Test Construction Flashcards
Standard Error of Measurement/CI
The SEM is used to construct the CI around a specific test score. Depends on test’s SD and reliability coefficient.
Criterion Contamination
Bias introduced to criterion score as a result of person’s knowledge about their performance on the predictor
Item Difficulty
Determined by dividing # of people who got it right by total #. 0 is very difficult, 1.0 is easy. .5 difficulty is preferred.
Reliability
Consistency of test scores over time, across forms, or across items. Can do test-retest, coefficient alpha, interrater, split-half, alternative forms. Reliability of .80 means 80% of variability is TRUE variability.
Cross-validation and shrinkage
Re-assess criterion-related validity on a new sample to see how generalizable coefficient is. Coefficient shrinks as a result because the “chance factors” operating in original sample aren’t present.
Standard Error of Estimate/CI
Index of error when predicting criterion scores. Used to make a CI around a predicted score. Magnitude depends on criterion’s SD and validity coefficient.
Classical Test Theory
Observed variability in test scores reflects: 1) true differences between examinees on the attribute, and 2) effects of random error.
Factor Analysis
Stat technique used to determine how many factors are needed to account for intercorrelations among a set of tests, substests, or test items.
Construct Validity
Extent to which a test measures a hypothetical trait it is intended to measure.
Incremental Validity
Extent to which predictor increases decision-making accuracy. Calculate by subtracting base rate from positive hit rate. (linked to true and false negatives and positives, and criterion cut-off scores)
Kappa stat
Correlation coefficient used to assess interrater reliability
Split half/ Spearman-Brown
Split-half: split test in half and correlate two halves. Tends to underestimate reliability
Spearman-Brown: corrects split-half technique and figures out reliability if test were full length.
Item discrimination
the extent to which a test differentiates between examinees who obtain high versus low scores on the test or on an external criterion. Ranges from -1.0 to +1.0. If all in upper group and none from lower get it right, score is +1.0
Coefficient Alpha/KR-20
Both are used to assess internal consistency reliability (inter-item consistency). KR-20 used for test items that are scored dichotomously.

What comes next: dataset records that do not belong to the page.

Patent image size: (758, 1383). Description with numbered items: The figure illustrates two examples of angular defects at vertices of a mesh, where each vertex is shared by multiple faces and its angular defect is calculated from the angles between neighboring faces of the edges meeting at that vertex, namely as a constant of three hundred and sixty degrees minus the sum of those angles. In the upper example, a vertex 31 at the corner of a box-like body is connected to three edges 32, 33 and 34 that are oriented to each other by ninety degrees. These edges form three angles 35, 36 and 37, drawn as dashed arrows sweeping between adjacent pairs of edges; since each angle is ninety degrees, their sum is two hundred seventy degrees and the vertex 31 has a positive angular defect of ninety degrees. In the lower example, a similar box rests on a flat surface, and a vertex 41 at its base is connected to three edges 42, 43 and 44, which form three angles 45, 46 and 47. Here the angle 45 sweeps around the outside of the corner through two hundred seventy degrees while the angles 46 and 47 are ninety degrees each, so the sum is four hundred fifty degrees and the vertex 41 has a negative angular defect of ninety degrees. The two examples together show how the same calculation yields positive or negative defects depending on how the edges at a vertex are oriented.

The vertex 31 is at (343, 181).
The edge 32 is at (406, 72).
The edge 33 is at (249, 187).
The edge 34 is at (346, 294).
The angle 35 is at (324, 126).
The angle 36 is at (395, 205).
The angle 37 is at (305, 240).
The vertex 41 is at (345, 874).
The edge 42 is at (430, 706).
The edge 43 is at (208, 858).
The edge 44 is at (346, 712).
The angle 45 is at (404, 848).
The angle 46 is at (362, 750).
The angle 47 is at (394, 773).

Sensitivity and Specificity
Sensitivity= % of people in sample who have disorder and were accurately identified
Specificity: % of people who do not have disorder and were accurately identified as NOT having it
Factor loadings and communality
Factor loading= correlation between a test or other variable, when squared this is the amount of variability in test accounted for by that factor.
Communality= total variability in scores accounted for by the factor analysis.
Oblique and Orthogonal Rotation
Oblique= rotation produces correlated factors
Orthogonal= rotation produces uncorrelated factors
Rotation is done to simplify interpretation of factors
Content validity
Extent to which test adequately samples the domain of info or skill (expert judgment)
Test length/ range of scores
Increasing test length with more items of similar content and quality increases reliability. Or increase heterogeneity of sample in terms of the attribute measures, which increases the range.
Relationship between reliability and validity
reliability is a necessary but insufficient condition for validity!
Item characteristic curve
Constructed in item response theory for each item. Provides info on relationship between examinee’s level on the ability or trait measures and the probability of responding correctly.